Mientras se quita el traje de noche viene a su mente un episodio que ocurrió hace unos pocos años. Laia no debía de tener más de diez. Teresa y su suegra habían subido al Citroën con la intención de ir a la parroquia de la Concepción a oír misa. Debía de ser domingo y ella volvía a estar embarazada sin saberlo. Nada más salir al Paseo de Gracia, sintió una náusea muy fuerte y tuvo que pedirle a Julián que regresara a casa en seguida. Subió la escalera tapándose la boca con las manos, en un esfuerzo por no vomitar en cualquier parte, y cuando abrió la puerta de su salita, camino del cuarto de baño, se encontró con la hija del cochero metida en su vestidor, probándose sus zapatos y contemplándose en el espejo. Al verse sorprendida, la niña se quedó lívida del susto.
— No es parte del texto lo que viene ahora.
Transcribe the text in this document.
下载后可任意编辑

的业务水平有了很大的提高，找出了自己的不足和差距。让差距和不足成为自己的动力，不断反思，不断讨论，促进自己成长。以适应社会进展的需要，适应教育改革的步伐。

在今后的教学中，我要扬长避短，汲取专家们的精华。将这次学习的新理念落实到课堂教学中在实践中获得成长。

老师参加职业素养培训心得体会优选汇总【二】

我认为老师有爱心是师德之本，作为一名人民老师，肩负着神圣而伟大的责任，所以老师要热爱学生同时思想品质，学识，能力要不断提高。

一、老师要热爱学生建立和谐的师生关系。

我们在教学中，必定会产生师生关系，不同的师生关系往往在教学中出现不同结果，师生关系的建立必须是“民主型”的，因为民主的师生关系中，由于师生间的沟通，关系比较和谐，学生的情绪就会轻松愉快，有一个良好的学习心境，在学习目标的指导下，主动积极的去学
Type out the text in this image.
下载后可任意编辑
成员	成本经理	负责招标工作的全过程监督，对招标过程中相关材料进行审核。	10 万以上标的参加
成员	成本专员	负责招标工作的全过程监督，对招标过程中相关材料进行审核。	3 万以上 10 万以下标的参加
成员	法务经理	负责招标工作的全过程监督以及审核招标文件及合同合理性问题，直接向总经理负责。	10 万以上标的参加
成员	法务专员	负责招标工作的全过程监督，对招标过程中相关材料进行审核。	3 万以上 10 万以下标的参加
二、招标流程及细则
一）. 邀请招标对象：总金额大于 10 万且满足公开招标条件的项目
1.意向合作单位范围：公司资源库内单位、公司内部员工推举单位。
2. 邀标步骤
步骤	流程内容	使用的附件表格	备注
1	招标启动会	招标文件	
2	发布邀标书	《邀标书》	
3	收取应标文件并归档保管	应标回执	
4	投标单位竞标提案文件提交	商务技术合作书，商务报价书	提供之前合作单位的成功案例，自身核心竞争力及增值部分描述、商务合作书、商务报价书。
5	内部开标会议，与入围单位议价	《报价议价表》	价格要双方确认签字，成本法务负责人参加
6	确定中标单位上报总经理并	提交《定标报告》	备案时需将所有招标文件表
En cuanto pudo reaccionar, Laia dejó los zapatos donde los había encontrado, apagó la luz y salió de allí con el corazón al galope. Durante unos cuantos días esperó una reprimenda que no llegó. Al contrario, cada vez que se cruzaba con la señora Teresa por la casa, sus ojos la miraban con un aire de divertida complicidad. Lo más sorprendente para ella fue recibir el día de su cumpleaños una caja de cartón envuelta en un papel rojo y brillante, en cuyo interior descubrió unos preciosos zapatos de tacón. Los primeros de su vida.